License: Creative Commons - Attribution-No Derivatives Author: Jim Roberts Gallery
Built in 1596 the Old Market Hall, an example of late Tudor influence with primarily Elizabethan architecture, had two storeys: the large upper room was originally used by the Shrewsbury drapers or dealers in cloth to sell Welsh wool and the lower floor was used by farmers to sell their corn. The Old Market Hall was one of the earliest forms of prefabricated buildings; it was erected in less than four months. It bears the Royal Coat of Arms of Queen Elizabeth I, with the date of 1596, and the English lion and the Welsh dragon as supporters.
A previous Market House which was built on the same site in the 1260's was demolished to make way for the Market Hall.
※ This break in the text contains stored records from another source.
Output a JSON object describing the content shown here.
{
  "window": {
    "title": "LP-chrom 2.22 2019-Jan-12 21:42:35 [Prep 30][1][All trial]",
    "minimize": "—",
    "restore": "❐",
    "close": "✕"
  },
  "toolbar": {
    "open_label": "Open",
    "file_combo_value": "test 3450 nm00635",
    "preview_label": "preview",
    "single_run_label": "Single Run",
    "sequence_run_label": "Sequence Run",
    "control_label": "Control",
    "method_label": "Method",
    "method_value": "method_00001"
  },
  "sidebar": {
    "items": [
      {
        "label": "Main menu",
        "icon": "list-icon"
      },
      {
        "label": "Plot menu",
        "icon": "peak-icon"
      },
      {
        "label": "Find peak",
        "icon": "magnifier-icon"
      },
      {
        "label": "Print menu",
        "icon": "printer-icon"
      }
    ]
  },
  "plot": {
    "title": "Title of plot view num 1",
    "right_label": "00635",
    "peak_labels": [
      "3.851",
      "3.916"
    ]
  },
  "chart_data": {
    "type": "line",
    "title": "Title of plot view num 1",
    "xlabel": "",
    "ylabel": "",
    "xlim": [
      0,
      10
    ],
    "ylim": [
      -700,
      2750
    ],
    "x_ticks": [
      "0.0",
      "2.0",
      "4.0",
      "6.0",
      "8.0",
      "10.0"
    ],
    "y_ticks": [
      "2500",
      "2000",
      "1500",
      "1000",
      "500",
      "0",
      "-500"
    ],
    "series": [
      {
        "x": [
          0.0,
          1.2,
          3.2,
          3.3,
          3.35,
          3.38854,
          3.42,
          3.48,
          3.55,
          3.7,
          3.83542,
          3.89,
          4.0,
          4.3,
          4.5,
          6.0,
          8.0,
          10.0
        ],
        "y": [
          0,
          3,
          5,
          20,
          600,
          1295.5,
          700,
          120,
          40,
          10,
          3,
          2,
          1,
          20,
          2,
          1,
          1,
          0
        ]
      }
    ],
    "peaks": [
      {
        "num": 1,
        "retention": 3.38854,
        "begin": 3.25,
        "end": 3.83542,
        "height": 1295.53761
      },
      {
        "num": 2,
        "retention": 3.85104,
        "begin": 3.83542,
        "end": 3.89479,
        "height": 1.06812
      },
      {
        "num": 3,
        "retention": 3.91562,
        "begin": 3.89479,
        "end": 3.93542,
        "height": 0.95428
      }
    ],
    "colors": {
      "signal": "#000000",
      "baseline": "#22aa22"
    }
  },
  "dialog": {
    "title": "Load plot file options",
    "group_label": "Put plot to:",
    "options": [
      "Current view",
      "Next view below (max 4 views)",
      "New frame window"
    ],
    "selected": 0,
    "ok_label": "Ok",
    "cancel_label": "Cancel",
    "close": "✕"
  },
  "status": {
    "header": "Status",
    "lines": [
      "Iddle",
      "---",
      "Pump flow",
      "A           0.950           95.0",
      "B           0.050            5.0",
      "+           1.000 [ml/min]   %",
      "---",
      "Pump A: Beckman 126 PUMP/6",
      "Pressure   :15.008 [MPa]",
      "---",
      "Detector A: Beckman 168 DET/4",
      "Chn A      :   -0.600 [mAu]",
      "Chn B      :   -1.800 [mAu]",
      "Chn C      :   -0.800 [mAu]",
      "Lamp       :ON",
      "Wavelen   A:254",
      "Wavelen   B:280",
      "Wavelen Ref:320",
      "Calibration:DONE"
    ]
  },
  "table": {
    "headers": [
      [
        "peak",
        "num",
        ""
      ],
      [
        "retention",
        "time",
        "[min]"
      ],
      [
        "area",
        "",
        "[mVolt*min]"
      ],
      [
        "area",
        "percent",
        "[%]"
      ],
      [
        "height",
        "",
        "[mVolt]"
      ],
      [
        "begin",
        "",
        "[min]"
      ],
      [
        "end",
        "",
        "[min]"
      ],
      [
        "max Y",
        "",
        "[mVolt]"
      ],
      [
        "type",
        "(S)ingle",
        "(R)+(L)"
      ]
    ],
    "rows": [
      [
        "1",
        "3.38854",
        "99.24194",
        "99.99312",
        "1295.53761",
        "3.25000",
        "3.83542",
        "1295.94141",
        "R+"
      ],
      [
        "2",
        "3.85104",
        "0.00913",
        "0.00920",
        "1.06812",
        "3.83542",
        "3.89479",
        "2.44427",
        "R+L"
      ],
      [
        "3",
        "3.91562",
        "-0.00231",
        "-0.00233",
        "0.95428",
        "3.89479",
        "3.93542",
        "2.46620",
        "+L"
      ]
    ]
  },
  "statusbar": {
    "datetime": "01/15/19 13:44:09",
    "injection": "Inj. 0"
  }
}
The building is made from Grinshill stone (from the north of Shropshire) and was used by wool merchants as a place to sell their fleeces. The post holes where fleeces were hung can still be seen today. The top room of the old Market Hall was used as the town's magistrate’s court until 1995. The lower part of the structure has been used for many purposes, including as an air raid shelter during the Second World War.
Above the main arch on the North side of the Old Market Hall there is a statue of a man in armour; he is thought to have been of Richard, Duke of York (died 1460), which would be the only one of him in the whole nation. This sculpture was originally located on the Welsh Bridge and it was moved to its current location on the orders of the town mayor in 1771.
At the other end of the Square, where Clive’s statue now stands, would have been another market place that was called the Apple Market or Green Market and it was here the fruit and veg were sold. Sadly, the Old Plough pub has long gone and also the old Shirehall has been replaced by Princess House but the Square still retains a character all of it`s own.